Достал из другого кармана сигареты три смятых пачки настоящего «Мальборо». Встал. Вручил нам с Сергеем по пачке. Присел. Открыл свою пачку. Достал сигарету. Зажёг спичку. Поднёс к сигарете. Закурил. Блаженно сощурился. И сказал:
А вот это для нас!
Мы с Довлатовым переглянулись и тоже, примеру Зверева последовав, закурили.

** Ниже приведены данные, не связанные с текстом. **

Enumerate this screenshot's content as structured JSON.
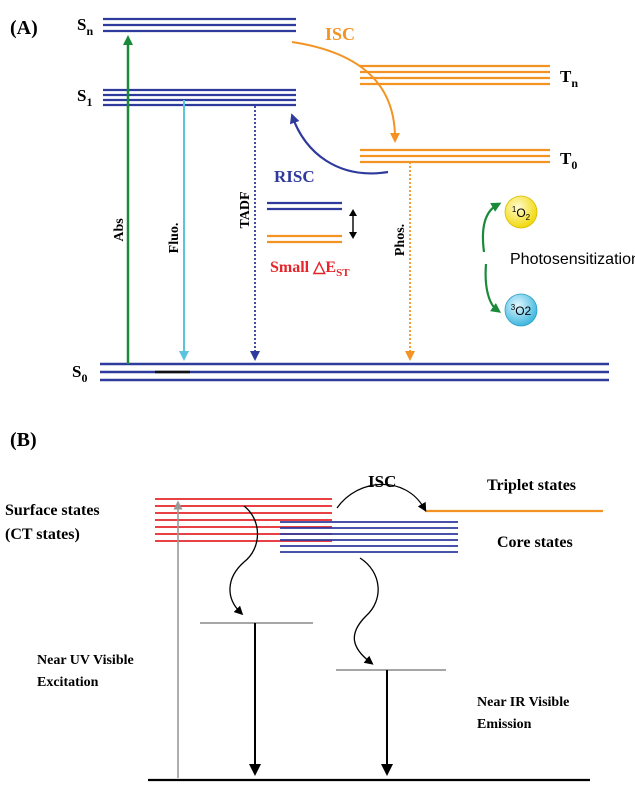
{
  "panel_a": {
    "label": "(A)",
    "levels": {
      "sn": {
        "main": "S",
        "sub": "n"
      },
      "s1": {
        "main": "S",
        "sub": "1"
      },
      "s0": {
        "main": "S",
        "sub": "0"
      },
      "tn": {
        "main": "T",
        "sub": "n"
      },
      "t0": {
        "main": "T",
        "sub": "0"
      }
    },
    "processes": {
      "isc": "ISC",
      "risc": "RISC",
      "abs": "Abs",
      "fluo": "Fluo.",
      "tadf": "TADF",
      "phos": "Phos."
    },
    "small_est": {
      "prefix": "Small ",
      "delta": "△E",
      "sub": "ST"
    },
    "photosensitization": "Photosensitization",
    "singlet_oxygen": {
      "sup": "1",
      "main": "O",
      "sub": "2"
    },
    "triplet_oxygen": {
      "sup": "3",
      "main": "O2"
    },
    "colors": {
      "singlet": "#2e3a9c",
      "triplet": "#f39323",
      "abs": "#1a8a3a",
      "fluo": "#5bc4dd",
      "small_est": "#e5252a",
      "photo_arrow": "#1a8a3a",
      "o2_yellow": "#f6e51a",
      "o2_cyan": "#5fc7e6"
    }
  },
  "panel_b": {
    "label": "(B)",
    "surface_states": [
      "Surface states",
      "(CT states)"
    ],
    "core_states": "Core states",
    "triplet_states": "Triplet states",
    "isc": "ISC",
    "excitation": [
      "Near UV Visible",
      "Excitation"
    ],
    "emission": [
      "Near IR Visible",
      "Emission"
    ],
    "colors": {
      "surface": "#e5252a",
      "core": "#2e3a9c",
      "triplet": "#f39323"
    }
  }
}
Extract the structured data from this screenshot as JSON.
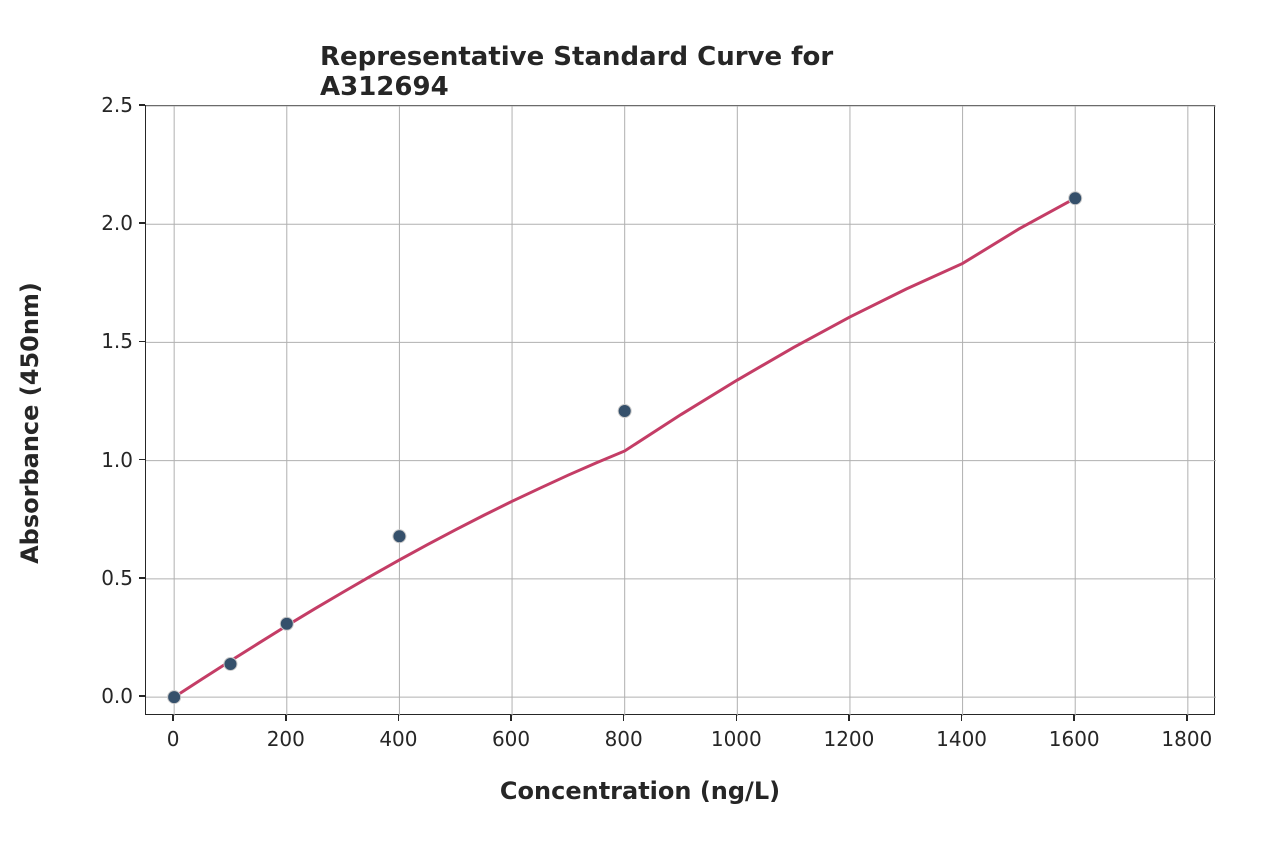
{
  "chart": {
    "type": "scatter-line",
    "title": "Representative Standard Curve for A312694",
    "title_fontsize": 26,
    "title_fontweight": "bold",
    "title_color": "#262626",
    "xlabel": "Concentration (ng/L)",
    "ylabel": "Absorbance (450nm)",
    "label_fontsize": 24,
    "label_fontweight": "bold",
    "label_color": "#262626",
    "tick_fontsize": 20,
    "tick_color": "#262626",
    "background_color": "#ffffff",
    "plot_background_color": "#ffffff",
    "border_color": "#262626",
    "border_width": 1.5,
    "grid_color": "#b0b0b0",
    "grid_width": 1,
    "xlim": [
      -50,
      1850
    ],
    "ylim": [
      -0.08,
      2.5
    ],
    "xticks": [
      0,
      200,
      400,
      600,
      800,
      1000,
      1200,
      1400,
      1600,
      1800
    ],
    "yticks": [
      0.0,
      0.5,
      1.0,
      1.5,
      2.0,
      2.5
    ],
    "ytick_labels": [
      "0.0",
      "0.5",
      "1.0",
      "1.5",
      "2.0",
      "2.5"
    ],
    "data_points": {
      "x": [
        0,
        100,
        200,
        400,
        800,
        1600
      ],
      "y": [
        0.0,
        0.14,
        0.31,
        0.68,
        1.21,
        2.11
      ]
    },
    "marker": {
      "style": "circle",
      "size": 13,
      "fill_color": "#35506b",
      "edge_color": "#c8c8c8",
      "edge_width": 1
    },
    "line": {
      "color": "#c43d66",
      "width": 3
    },
    "curve_points": {
      "x": [
        0,
        50,
        100,
        150,
        200,
        250,
        300,
        350,
        400,
        450,
        500,
        550,
        600,
        650,
        700,
        750,
        800,
        900,
        1000,
        1100,
        1200,
        1300,
        1400,
        1500,
        1600
      ],
      "y": [
        0.0,
        0.077,
        0.153,
        0.228,
        0.302,
        0.374,
        0.444,
        0.513,
        0.58,
        0.645,
        0.708,
        0.769,
        0.828,
        0.884,
        0.939,
        0.991,
        1.041,
        1.195,
        1.341,
        1.479,
        1.608,
        1.726,
        1.834,
        1.98,
        2.11
      ]
    },
    "aspect_ratio": "1280:845"
  }
}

Сергей с интересом рассматривал Зверева.
Толя это заметил и тут же, с восхитительным, врождённым, дающим фору любой театральной школе и, прежде всего, системе Станиславского, что всегда, в любой ситуации, при любых обстоятельствах, в любом его состоянии, каким-то весьма странным, забавным образом было связано у него с реализмом вообще, с этаким широким понятием, включающим в себя всё то, что слишком легко пересказать, растолковать, и, следовательно, маловато, увы, всего ничего, так, немножко, не всякий заметит, в микроскоп, видно, лучше глядеть, было в этом фантазии, тайны, вдохновения, импровизации, откровения, блеска, полёта, артистическим, так, что роскошен был этот высший его пилотаж, не к семи небесам, так сквозь явь, к чудесам, на высоких тонах, мастерством, сделал вид, что ничего такого не замечает.
Это он лучше многих умел.
Я не знал, чем потчевать стану колоритных моих гостей.
В доме было шаром покати. Все имевшиеся запасы рядовой, в эпоху бесчасья, и весьма кондовой провизии (слишком громкое слово: запасы, и куда скромнее: припасы, ближе к истине, к жизни ближе, ну а если уж называть именами своими вещи и понятия, то, скорее, просто некоторые покупки, наспех сделанные накануне в магазине ближайшем, то есть заурядная, грубоватая хлеб, консервы и колбаса быстро, дёшево пища наша, уж такая, как есть, мужская, без каких-то там разносолов несусветных, именно та, о которой, пусть с запозданьем, вспоминали мы все иногда, понимая: нужна еда!) мы с Довлатовым уже съели. Всё, что мы покупали недавно из спиртного, мы уже выпили.